It was about six o’clock of a cold November evening, with gusts of rain splattering upon the pavement, when a young man proceeded uncertainly along Gissing Street, stopping now and then to look at shop windows as though doubtful of his way. At the warm and shining face of a French rotisserie he halted to compare the number enamelled on the transom with a memorandum in his hand. Then he pushed on for a few minutes, at last reaching the address he sought. Over the entrance his eye was caught by the sign:
Parnassusat home
R. And H. Mifflin
BOOKLOVERS welcome!
This shop is haunted
He stumbled down the three steps that led into the dwelling of the muses, lowered his overcoat collar, and looked about.
It was very different from such bookstores as he had been accustomed to patronize. Two stories of the old house had been thrown into one: the lower space was divided into little alcoves; above, a gallery ran round the wall, which carried books to the ceiling. The air was heavy with the delightful fragrance of mellowed paper and leather surcharged with a strong bouquet of tobacco. In front of him he found a large placard in a frame:
This shop is haunted
by the ghosts
Of all great literature, in hosts;
We sell no fakes or trashes.
Lovers of books are welcome here,
No clerks will babble in your ear,
Please smoke—but don’t
drop ashes!
——
Browse as long as you like.
Prices of all books plainly marked.
If you want to ask questions, you’ll find
the proprietor
where the tobacco smoke is thickest.
We pay cash for books.
We have what you want, though you may not know
you want it.
Malnutrition of the reading faculty is a serious thing.
Let us prescribe for you.
By R. & H. Mifflin,
Proprs.
The shop had a warm and comfortable obscurity, a kind of drowsy dusk, stabbed here and there by bright cones of yellow light from green-shaded electrics. There was an all-pervasive drift of tobacco smoke, which eddied and fumed under the glass lamp shades. Passing down a narrow aisle between the alcoves the visitor noticed that some of the compartments were wholly in darkness; in others where lamps were glowing he could see a table and chairs. In one corner, under a sign lettered essays, an elderly gentleman was reading, with a face of fanatical ecstasy illumined by the sharp glare of electricity; but there was no wreath of smoke about him so the newcomer concluded he was not the proprietor.
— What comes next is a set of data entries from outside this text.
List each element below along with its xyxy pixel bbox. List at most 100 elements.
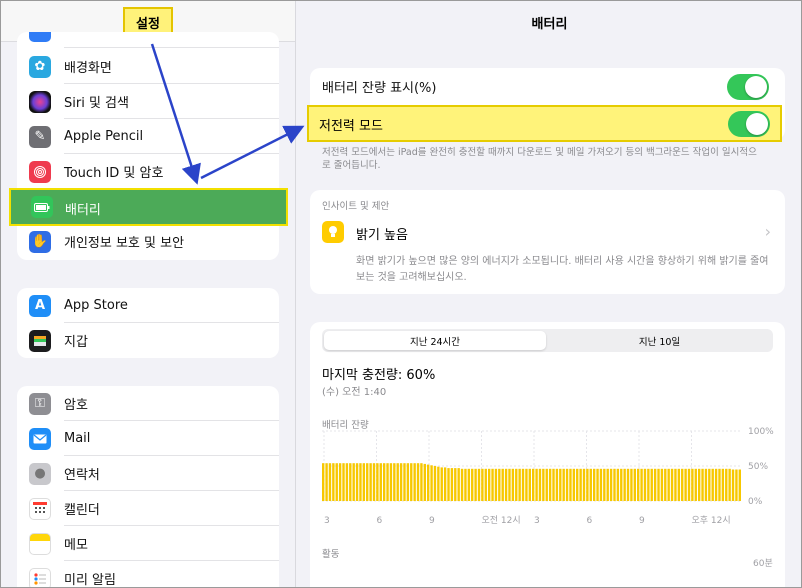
chart-bar xyxy=(396,463,399,501)
last-charge-level: 마지막 충전량: 60% xyxy=(322,368,436,383)
chart-bar xyxy=(623,468,626,501)
mail-icon xyxy=(29,427,51,450)
sidebar-item-label: 연락처 xyxy=(64,468,100,483)
chart-bar xyxy=(504,468,508,501)
chart-bar xyxy=(565,468,569,501)
low-power-mode-row: 저전력 모드 xyxy=(307,105,782,142)
chart-bar xyxy=(650,468,653,501)
toggle-knob xyxy=(746,113,768,135)
chart-bar xyxy=(582,468,586,501)
chart-bar xyxy=(657,468,660,501)
chart-bar xyxy=(542,468,545,501)
insight-title: 밝기 높음 xyxy=(356,228,408,243)
chart-bar xyxy=(684,468,687,501)
chart-xtick-label: 오전 12시 xyxy=(482,515,521,526)
battery-level-chart: 100% 50% 0% 3 6 9 오전 12시 3 6 9 오후 12시 xyxy=(322,427,774,526)
chart-bar xyxy=(613,468,616,501)
chart-bar xyxy=(687,468,691,501)
chart-bar xyxy=(518,468,521,501)
battery-percentage-toggle[interactable] xyxy=(727,74,769,100)
chart-bar xyxy=(559,468,562,501)
battery-icon xyxy=(31,196,53,218)
chart-bar xyxy=(718,468,721,501)
chart-bar xyxy=(393,463,396,501)
chart-bar xyxy=(487,468,491,501)
sidebar-item-notes[interactable]: 메모 xyxy=(17,526,279,561)
sidebar-item-label: 배터리 xyxy=(65,203,101,218)
sidebar-item-wallet[interactable]: 지갑 xyxy=(17,323,279,358)
sidebar-item-mail[interactable]: Mail xyxy=(17,421,279,456)
contacts-icon: ● xyxy=(29,462,51,485)
chart-bar xyxy=(738,469,741,501)
chart-bar xyxy=(328,463,332,501)
chart-bar xyxy=(708,468,711,501)
chart-bar xyxy=(538,468,542,501)
key-icon: ⚿ xyxy=(29,392,51,415)
battery-percentage-row: 배터리 잔량 표시(%) xyxy=(310,69,785,104)
chart-bar xyxy=(494,468,498,501)
chart-bar xyxy=(535,468,538,501)
sidebar-item-touch-id[interactable]: Touch ID 및 암호 xyxy=(17,154,279,189)
chart-bar xyxy=(386,463,389,501)
sidebar-item-top-partial[interactable] xyxy=(17,32,279,48)
chart-bar xyxy=(664,468,667,501)
chart-bar xyxy=(562,468,565,501)
sidebar-item-privacy[interactable]: ✋ 개인정보 보호 및 보안 xyxy=(17,224,279,259)
notes-icon xyxy=(29,532,51,555)
chart-bar xyxy=(433,466,437,501)
chart-bar xyxy=(545,468,548,501)
chart-bar xyxy=(694,468,697,501)
fingerprint-icon xyxy=(29,160,51,183)
app-store-icon: A xyxy=(29,294,51,317)
settings-sidebar: 설정 ✿ 배경화면 Siri 및 검색 ✎ Apple Pencil Touch… xyxy=(0,0,296,588)
chart-bar xyxy=(576,468,579,501)
chart-bar xyxy=(467,468,471,501)
sidebar-item-wallpaper[interactable]: ✿ 배경화면 xyxy=(17,49,279,84)
chart-bar xyxy=(420,463,423,501)
reminders-icon xyxy=(29,567,51,588)
chart-bar xyxy=(532,468,535,501)
low-power-mode-label: 저전력 모드 xyxy=(319,119,383,134)
sidebar-item-label: Apple Pencil xyxy=(64,129,144,144)
chart-bar xyxy=(592,468,596,501)
chart-bar xyxy=(477,468,481,501)
chart-bar xyxy=(443,467,447,501)
sidebar-item-contacts[interactable]: ● 연락처 xyxy=(17,456,279,491)
sidebar-item-siri[interactable]: Siri 및 검색 xyxy=(17,84,279,119)
sidebar-item-apple-pencil[interactable]: ✎ Apple Pencil xyxy=(17,119,279,154)
tab-last-10-days[interactable]: 지난 10일 xyxy=(548,331,771,350)
chart-bar xyxy=(525,468,528,501)
tab-last-24-hours[interactable]: 지난 24시간 xyxy=(324,331,546,350)
chart-bar xyxy=(349,463,352,501)
chart-bar xyxy=(589,468,592,501)
chart-bar xyxy=(359,463,362,501)
sidebar-item-calendar[interactable]: 캘린더 xyxy=(17,491,279,526)
chart-bar xyxy=(599,468,603,501)
low-power-mode-toggle[interactable] xyxy=(728,111,770,137)
chart-bar xyxy=(701,468,704,501)
chart-bar xyxy=(609,468,613,501)
chart-bar xyxy=(474,468,477,501)
sidebar-item-reminders[interactable]: 미리 알림 xyxy=(17,561,279,588)
chart-bar xyxy=(691,468,694,501)
insights-card: 인사이트 및 제안 밝기 높음 › 화면 밝기가 높으면 많은 양의 에너지가 … xyxy=(310,190,785,294)
chart-bar xyxy=(440,467,443,501)
chart-bar xyxy=(372,463,376,501)
sidebar-item-app-store[interactable]: A App Store xyxy=(17,288,279,323)
chart-bar xyxy=(667,468,670,501)
chart-bar xyxy=(552,468,555,501)
sidebar-item-passwords[interactable]: ⚿ 암호 xyxy=(17,386,279,421)
chart-bar xyxy=(366,463,369,501)
chart-bar xyxy=(338,463,342,501)
chart-bar xyxy=(572,468,576,501)
chart-bar xyxy=(677,468,681,501)
sidebar-item-label: 암호 xyxy=(64,398,88,413)
insight-brightness-row[interactable]: 밝기 높음 › xyxy=(310,218,785,246)
chart-bar xyxy=(389,463,393,501)
chart-bar xyxy=(640,468,643,501)
chart-bar xyxy=(731,469,735,501)
chart-bar xyxy=(471,468,474,501)
sidebar-item-battery[interactable]: 배터리 xyxy=(9,188,288,226)
chart-bar xyxy=(416,463,420,501)
chart-bar xyxy=(403,463,406,501)
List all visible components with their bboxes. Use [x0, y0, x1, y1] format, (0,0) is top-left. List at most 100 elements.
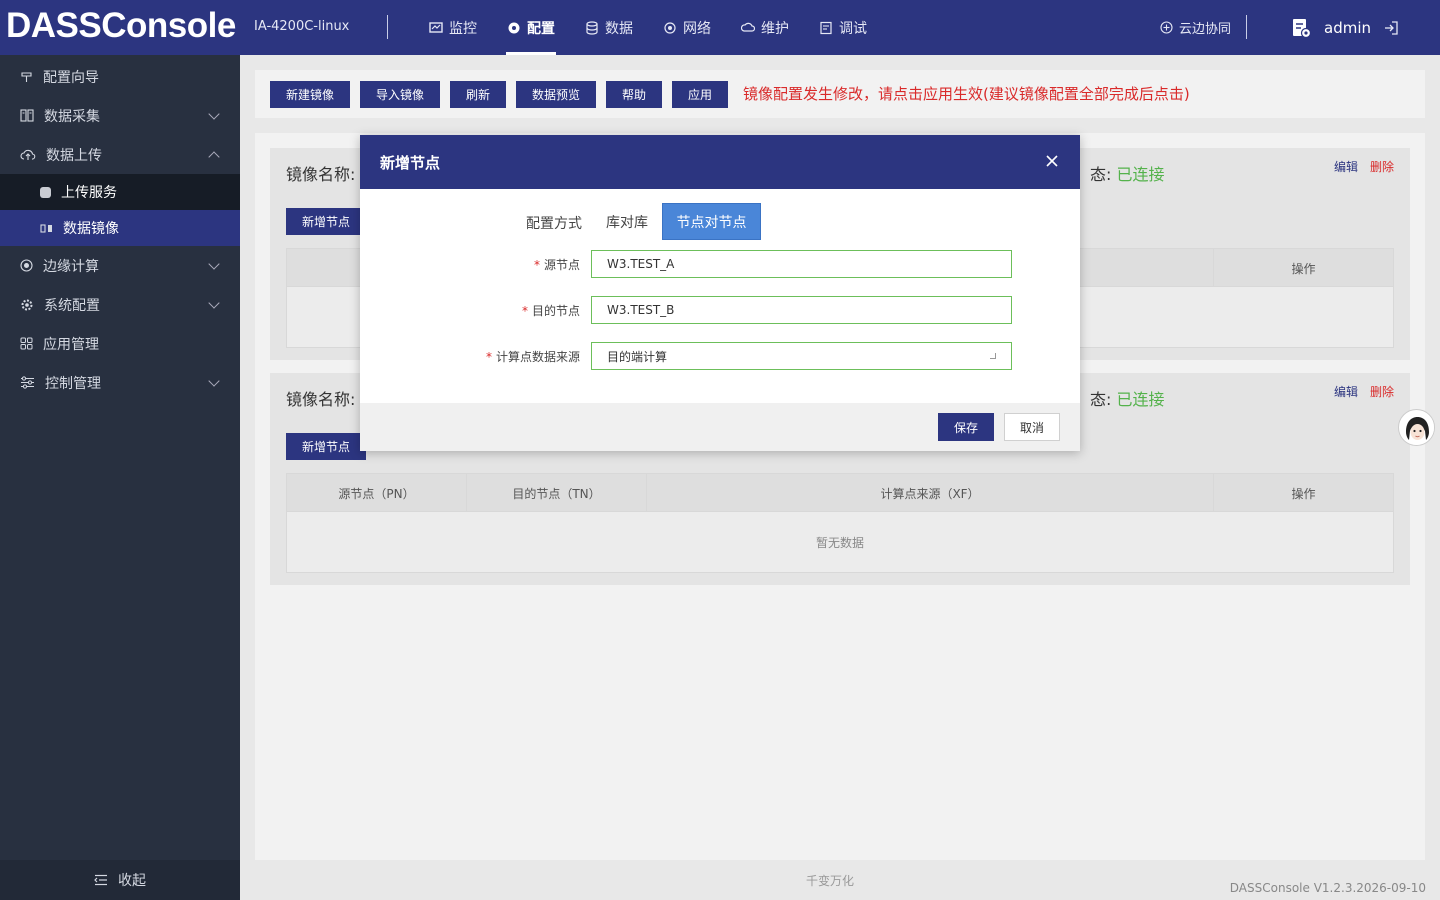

As the young man approached the back of the shop the general effect became more and more fantastic. On some skylight far overhead he could hear the rain drumming; but otherwise the place was completely silent, peopled only (so it seemed) by the gurgitating whorls of smoke and the bright profile of the essay reader. It seemed like a secret fane, some shrine of curious rites, and the young man’s throat was tightened by a stricture which was half agitation and half tobacco. Towering above him into the gloom were shelves and shelves of books, darkling toward the roof. He saw a table with a cylinder of brown paper and twine, evidently where purchases might be wrapped; but there was no sign of an attendant.